Michigan State’s Tre Holloman (5) shoots over Michigan’s Tre Donaldson (3) during the first half of their matchup at Crisler Center in Ann Arbor, on Friday, Feb. 21, 2025.
Michigan State’s Tre Holloman (5) shoots over Michigan’s Tre Donaldson (3) during the first half of their matchup at Crisler Center in Ann Arbor, on Friday, Feb. 21, 2025. | David Rodriguez Munoz / USA TODAY NETWORK via Imagn Images

If you've watching Michigan State basketball all season, you would know just how frustrating the poor 3-point shooting has been from the first game up until now.

The Spartans have some solid shooters on the roster from Jaden Akins to Jase Richardson to Tre Holloman even to Frankie Fidler, but none of them (outside of Richardson) have truly been consistent shooting the ball from beyond the arc this season.

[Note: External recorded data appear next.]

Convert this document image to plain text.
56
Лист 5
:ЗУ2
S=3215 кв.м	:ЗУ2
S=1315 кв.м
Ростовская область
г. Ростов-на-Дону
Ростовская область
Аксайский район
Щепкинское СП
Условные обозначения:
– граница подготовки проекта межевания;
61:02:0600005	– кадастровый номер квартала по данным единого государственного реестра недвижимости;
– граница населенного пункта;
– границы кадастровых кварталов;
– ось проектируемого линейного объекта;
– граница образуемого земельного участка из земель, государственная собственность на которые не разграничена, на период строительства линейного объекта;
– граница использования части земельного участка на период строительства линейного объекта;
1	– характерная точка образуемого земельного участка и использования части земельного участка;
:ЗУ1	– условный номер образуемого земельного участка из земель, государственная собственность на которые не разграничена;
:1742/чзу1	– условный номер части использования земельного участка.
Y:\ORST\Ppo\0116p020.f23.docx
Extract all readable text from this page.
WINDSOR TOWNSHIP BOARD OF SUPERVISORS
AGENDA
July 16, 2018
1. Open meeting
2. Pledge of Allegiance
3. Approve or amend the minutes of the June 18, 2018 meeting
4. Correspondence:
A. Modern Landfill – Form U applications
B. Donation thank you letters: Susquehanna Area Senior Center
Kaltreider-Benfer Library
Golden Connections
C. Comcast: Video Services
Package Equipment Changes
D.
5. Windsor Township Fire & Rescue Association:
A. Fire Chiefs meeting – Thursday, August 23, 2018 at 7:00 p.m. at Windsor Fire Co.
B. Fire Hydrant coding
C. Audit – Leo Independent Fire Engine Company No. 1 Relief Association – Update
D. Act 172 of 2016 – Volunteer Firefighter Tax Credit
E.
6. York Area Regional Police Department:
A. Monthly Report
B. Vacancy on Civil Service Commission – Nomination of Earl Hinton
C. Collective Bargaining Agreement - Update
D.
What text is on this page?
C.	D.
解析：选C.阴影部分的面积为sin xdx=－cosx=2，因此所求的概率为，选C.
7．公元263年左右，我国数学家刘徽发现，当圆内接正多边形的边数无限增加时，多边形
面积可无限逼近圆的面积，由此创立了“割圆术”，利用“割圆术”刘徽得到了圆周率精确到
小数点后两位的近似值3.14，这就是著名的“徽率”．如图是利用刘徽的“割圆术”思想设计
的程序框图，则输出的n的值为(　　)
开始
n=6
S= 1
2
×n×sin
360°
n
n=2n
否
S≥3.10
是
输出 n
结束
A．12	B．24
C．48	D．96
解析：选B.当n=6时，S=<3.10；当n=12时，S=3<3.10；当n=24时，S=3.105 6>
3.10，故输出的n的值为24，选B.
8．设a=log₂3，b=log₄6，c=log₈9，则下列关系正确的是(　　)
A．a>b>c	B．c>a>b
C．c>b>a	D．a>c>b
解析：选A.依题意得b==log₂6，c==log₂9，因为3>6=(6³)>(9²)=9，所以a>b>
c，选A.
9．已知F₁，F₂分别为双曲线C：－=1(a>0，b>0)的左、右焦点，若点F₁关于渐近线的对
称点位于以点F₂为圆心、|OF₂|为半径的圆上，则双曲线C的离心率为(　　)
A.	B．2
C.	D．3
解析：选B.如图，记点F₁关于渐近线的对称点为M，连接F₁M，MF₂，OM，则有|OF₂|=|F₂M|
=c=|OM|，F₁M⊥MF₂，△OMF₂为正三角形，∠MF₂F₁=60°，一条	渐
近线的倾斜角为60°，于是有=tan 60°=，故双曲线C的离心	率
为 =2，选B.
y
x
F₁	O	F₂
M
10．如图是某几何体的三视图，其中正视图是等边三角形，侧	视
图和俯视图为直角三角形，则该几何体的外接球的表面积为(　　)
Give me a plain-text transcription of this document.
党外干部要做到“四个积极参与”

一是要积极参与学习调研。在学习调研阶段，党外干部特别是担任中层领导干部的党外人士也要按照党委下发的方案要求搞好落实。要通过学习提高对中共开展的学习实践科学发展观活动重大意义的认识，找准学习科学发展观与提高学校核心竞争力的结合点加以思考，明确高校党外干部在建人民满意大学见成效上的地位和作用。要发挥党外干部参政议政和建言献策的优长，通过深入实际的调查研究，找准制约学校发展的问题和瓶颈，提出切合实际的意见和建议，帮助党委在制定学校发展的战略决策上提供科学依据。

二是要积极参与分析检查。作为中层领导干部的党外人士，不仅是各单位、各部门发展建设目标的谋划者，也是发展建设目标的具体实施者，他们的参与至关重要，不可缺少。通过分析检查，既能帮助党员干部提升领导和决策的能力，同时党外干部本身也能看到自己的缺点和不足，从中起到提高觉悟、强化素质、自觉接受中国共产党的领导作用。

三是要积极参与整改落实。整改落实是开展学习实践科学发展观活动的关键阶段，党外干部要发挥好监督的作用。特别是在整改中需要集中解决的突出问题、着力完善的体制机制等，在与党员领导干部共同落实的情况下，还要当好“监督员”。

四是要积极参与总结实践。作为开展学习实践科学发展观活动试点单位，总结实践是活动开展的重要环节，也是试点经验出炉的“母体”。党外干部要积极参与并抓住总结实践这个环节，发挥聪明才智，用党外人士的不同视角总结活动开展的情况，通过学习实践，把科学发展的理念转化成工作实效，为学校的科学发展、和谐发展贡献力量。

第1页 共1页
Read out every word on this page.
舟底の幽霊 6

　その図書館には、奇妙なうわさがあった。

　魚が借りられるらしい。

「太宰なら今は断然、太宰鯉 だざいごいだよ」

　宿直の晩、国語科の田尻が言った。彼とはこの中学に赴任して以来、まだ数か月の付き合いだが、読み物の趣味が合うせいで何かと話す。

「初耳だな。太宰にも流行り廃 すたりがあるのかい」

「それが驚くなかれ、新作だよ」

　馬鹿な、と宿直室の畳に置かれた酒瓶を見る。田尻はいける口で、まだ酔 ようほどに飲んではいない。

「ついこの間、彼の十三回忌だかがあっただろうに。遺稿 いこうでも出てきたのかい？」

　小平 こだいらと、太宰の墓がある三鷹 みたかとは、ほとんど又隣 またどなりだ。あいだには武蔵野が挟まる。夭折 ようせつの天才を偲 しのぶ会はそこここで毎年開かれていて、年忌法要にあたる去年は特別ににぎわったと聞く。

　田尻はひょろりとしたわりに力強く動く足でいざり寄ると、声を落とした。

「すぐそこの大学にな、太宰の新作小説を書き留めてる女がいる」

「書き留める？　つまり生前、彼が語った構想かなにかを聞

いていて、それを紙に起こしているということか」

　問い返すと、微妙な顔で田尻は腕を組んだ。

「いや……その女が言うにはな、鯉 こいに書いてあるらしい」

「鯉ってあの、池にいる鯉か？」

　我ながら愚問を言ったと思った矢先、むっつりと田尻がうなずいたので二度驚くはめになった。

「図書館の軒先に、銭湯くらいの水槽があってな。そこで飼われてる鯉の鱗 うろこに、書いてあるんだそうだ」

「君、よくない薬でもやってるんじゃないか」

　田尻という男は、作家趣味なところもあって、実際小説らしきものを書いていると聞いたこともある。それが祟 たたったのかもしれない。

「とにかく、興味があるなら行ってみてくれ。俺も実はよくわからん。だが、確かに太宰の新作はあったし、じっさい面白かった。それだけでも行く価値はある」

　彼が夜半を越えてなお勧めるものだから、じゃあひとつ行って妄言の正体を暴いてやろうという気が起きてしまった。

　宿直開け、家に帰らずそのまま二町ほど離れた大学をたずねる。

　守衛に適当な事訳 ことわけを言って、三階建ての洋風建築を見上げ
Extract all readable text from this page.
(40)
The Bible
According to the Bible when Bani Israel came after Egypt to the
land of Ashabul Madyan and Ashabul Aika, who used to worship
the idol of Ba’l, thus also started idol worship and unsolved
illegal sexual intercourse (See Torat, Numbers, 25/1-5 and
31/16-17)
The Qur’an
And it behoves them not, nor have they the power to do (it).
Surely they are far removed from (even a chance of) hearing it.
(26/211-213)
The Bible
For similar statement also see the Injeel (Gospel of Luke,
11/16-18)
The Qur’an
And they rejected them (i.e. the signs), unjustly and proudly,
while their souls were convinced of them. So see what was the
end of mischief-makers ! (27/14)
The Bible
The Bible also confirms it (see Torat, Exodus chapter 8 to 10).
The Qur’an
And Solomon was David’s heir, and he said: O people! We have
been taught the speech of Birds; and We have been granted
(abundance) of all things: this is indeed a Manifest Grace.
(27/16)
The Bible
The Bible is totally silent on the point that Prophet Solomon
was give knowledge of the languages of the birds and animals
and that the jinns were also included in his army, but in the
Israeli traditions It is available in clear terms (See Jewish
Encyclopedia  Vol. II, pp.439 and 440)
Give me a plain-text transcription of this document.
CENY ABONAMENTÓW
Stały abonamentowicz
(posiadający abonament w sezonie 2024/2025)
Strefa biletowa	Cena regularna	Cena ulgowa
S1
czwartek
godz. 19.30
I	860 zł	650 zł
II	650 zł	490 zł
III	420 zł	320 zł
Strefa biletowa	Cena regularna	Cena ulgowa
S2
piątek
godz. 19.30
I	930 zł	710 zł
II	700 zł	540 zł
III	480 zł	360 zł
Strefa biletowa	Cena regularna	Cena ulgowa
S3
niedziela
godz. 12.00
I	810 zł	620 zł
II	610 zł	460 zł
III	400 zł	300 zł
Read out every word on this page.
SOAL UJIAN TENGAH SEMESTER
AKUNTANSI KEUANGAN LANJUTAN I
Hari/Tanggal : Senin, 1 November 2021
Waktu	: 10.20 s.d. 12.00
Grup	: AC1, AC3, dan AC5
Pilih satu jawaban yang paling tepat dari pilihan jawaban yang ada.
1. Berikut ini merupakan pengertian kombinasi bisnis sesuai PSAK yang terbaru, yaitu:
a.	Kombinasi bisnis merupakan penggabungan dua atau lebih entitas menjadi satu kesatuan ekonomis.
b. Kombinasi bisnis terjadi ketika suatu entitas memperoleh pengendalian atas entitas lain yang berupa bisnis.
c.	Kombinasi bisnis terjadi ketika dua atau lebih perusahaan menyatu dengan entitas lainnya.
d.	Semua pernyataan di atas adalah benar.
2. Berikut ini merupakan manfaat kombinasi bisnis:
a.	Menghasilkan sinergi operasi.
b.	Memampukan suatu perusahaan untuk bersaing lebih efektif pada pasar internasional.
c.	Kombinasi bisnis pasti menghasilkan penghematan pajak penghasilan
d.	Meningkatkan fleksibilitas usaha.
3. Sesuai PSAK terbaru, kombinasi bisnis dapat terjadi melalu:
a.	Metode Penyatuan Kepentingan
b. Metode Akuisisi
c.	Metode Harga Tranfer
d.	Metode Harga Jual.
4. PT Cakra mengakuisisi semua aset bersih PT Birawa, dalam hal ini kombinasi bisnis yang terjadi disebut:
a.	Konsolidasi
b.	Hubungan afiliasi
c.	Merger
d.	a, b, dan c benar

Akins, a normally-solid 3-point shooter, has seen his percentage go from 36 percent last year to 28 percent this season. Holloman was at 43 percent last season and now he's at 33 percent. Fidler was shooting 36 percent a season ago with Omaha and now he's shooting a shocking 18 percent. And even Xavier Booker was a semi-sharpshooter as a freshman, making about 33 percent of his threes but as a sophomore, he's hitting just 23 percent.

The fall-off in 3-point shooting with all of these guys this season needs to be studied. But fortunately, it hasn't hurt the Spartans in many games and they're 22-5 and sitting in first place in the Big Ten.

But all of these guys have seen increases in free throw shooting percentages. That makes Michigan State one of the top five free throw shooting teams in the country.

The difference between the 3-point shooting percentage and free throw shooting has to be one of the largest in a long time, right?

Well, Anthony Garvert (@TheRealSharty on X) made a graph of all the teams over the past 15 years and the difference between free throw percentage and 3-point percentage and it's just what we suspected. Michigan State is an absolutely anomaly.

In fact, the Spartans have the greatest difference of any team in the past 15 years.

Just an unbelievable (yet somehow very believable if you've watched this team) statistic. No team has had a bigger difference in free throw and 3-point shooting in the past 15 years.

Who is the team with the smallest margin in that span? Middle Tennessee in 2016.

So there you have it. If Michigan State's elite free throw shooting and horrendous 3-point shooting make no sense to you, it's because, well, it doesn't make any sense. It's a statistical anomaly.